The whole issue of security in voting is highly controversial even without bringing computers and the internet into it. Merely asking for identification is considered racist by many. But voting over the internet increases the possibility for fraud by many orders of magnitude, and those committing the fraud could be halfway around the world.

edison-vote-recorder
Thomas Edison's first patent, #90,646 in 1869, was for an "electrographic" vote-counting device. It was never used (Image: Rutgers University; The Thomas Edison Papers)

Speaking of around the world, Estonia is the current poster child for electronic voting. Estonians at home and around the world can vote online using a national ID card, a smart card. Clearly a system of digital national IDs has no chance of being adopted in the US, but for all its sophistication, the Estonian system is still vulnerable to tampering according to recent research.

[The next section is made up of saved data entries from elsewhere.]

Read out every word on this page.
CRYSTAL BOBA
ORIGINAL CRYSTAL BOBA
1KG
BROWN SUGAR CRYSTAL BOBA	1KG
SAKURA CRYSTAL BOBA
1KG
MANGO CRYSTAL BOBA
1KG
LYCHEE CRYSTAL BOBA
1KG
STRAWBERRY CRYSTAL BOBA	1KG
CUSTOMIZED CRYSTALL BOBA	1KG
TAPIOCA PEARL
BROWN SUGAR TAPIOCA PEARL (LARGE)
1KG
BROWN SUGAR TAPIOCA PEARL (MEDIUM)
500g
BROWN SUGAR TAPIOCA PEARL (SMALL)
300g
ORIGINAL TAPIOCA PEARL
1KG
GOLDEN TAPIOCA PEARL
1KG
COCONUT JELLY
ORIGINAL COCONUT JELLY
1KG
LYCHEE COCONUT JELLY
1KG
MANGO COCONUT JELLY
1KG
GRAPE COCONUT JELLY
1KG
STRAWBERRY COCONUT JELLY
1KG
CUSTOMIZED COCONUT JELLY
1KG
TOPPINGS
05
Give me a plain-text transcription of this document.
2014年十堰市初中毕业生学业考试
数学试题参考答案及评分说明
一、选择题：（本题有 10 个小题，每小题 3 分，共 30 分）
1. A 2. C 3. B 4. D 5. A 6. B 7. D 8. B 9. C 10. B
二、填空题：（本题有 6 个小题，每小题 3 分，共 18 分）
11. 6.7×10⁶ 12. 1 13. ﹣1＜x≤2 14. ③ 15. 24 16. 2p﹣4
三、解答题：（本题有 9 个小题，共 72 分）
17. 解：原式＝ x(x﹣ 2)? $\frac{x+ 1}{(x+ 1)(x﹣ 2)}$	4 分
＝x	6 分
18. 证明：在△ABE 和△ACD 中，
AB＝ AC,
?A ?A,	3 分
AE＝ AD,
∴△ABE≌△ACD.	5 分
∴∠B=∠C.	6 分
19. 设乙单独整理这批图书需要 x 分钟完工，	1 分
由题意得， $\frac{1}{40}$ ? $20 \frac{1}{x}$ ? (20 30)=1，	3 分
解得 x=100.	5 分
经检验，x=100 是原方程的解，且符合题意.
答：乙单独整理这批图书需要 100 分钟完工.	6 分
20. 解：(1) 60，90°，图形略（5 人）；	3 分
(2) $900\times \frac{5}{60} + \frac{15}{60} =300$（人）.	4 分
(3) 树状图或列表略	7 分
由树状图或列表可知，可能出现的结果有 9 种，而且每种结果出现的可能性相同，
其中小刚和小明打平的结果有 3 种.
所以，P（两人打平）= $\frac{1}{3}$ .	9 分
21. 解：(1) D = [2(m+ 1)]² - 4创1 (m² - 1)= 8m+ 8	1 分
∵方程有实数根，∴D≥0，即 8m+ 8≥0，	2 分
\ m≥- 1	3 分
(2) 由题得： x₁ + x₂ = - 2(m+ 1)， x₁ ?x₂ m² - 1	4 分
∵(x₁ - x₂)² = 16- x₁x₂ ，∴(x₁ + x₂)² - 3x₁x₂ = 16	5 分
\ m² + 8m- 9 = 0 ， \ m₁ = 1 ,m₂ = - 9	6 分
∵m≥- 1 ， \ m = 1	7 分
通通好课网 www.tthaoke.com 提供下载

In one sense, voting does seem like the sort of thing that should be ideal for the internet. I'm reminded of Ross Perot's ridiculous notion of an "electronic town hall" that could actually replace representative government with direct democracy. I hope that the last 22 years of internet insecurity have shown us what a bad idea that would be.

The best thing you can say about most current online voting provisions is that the numbers of voters are probably small enough that any significant fraud would stand out. Maybe.

But if the goal is to increase participation by making voting easier and easier, then moving it online is just asking for trouble. I doubt there's a way to do it that would provide sufficient confidence. A 2011 study by NIST pretty much said the same.

In fact, it's easy to find research by people who understand computer security pointing out the considerable risks from internet voting. There are other people who would like to increase turnout no matter what and who are happy to declare that all technical problems can be worked out by the experts. Well, the experts have spoken: Internet voting is not and cannot be made secure with current technology.